Why did we not consider pairs of integers $x$ and $y$ such as $-1 \times -6$?

In theory, if we thought about evaluating each term in the equation we might try to choose a value of $x$ that is a power of $6$. We might choose something like $x=36$ so that $\log_6 36 = 2$.

What is the problem that we would encounter if we tried this approach?

What further information does this give us about the values of $x$ and $y$?

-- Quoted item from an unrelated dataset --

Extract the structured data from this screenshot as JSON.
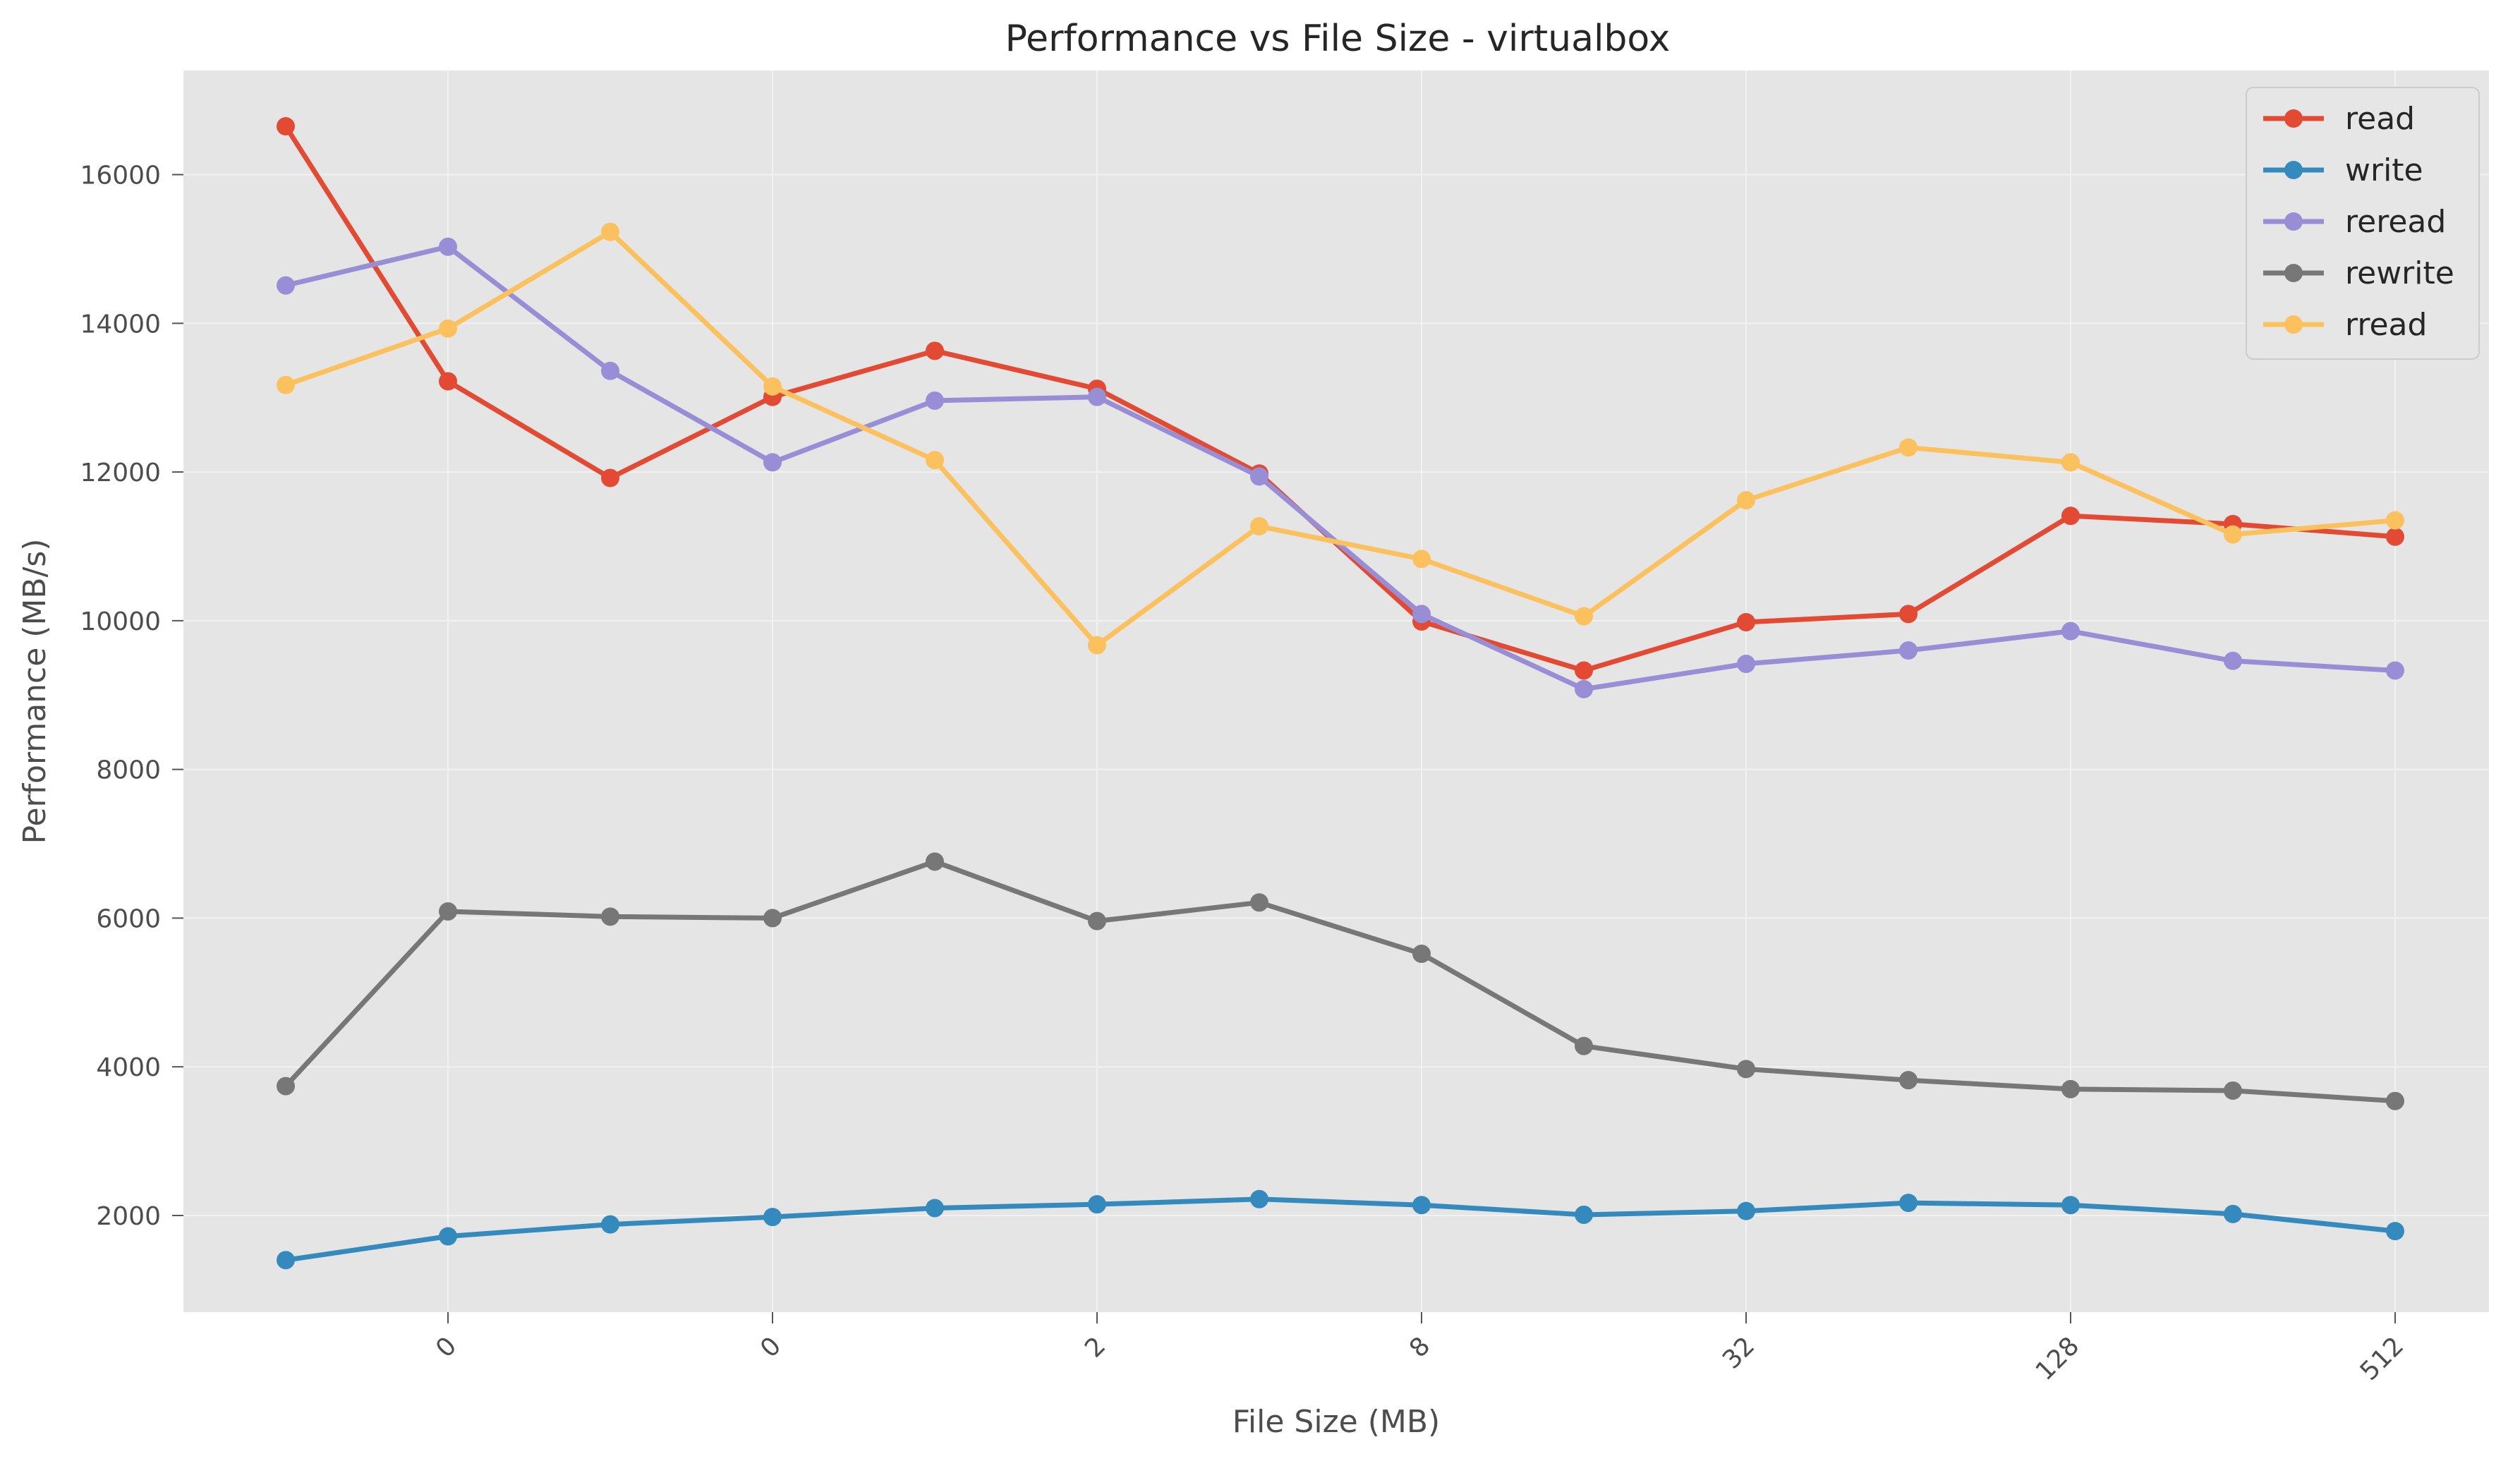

How about using $\log_{12}$?

Taking the same approach as above we have that $\log_{12} x + \log_{12} y = \log_{12} (x \times y) = 1.$

By the same reasoning as the previous example we can conclude that $x \times y = 12$ and as $12$ has three pairs of factors there will be three possible ways to choose integers $x$ and $y$ so that $\log_{12} x + \log_{12} y = 1$:

$\log_{12} 1 + \log_{12} 12 = 1,$

or

$\log_{12} 2 + \log_{12} 6 = 1,$

or

$\log_{12} 3 + \log_{12} 4 = 1.$

How about using $\log_{24}$?

$24$ has four pairs of factors so there will be four possible ways to choose integers $x$ and $y$ so that $\log_{24} x + \log_{24} y = 1$:

$\log_{24} 1 + \log_{24} 24 = 1,$ $\log_{24} 2 + \log_{24} 12 = 1,$ $\log_{24} 3 + \log_{24} 8 = 1,$

and

$\log_{24} 4 + \log_{24} 6 = 1.$

In all of the examples above we have only considered positive values of $x$ and $y$. Why?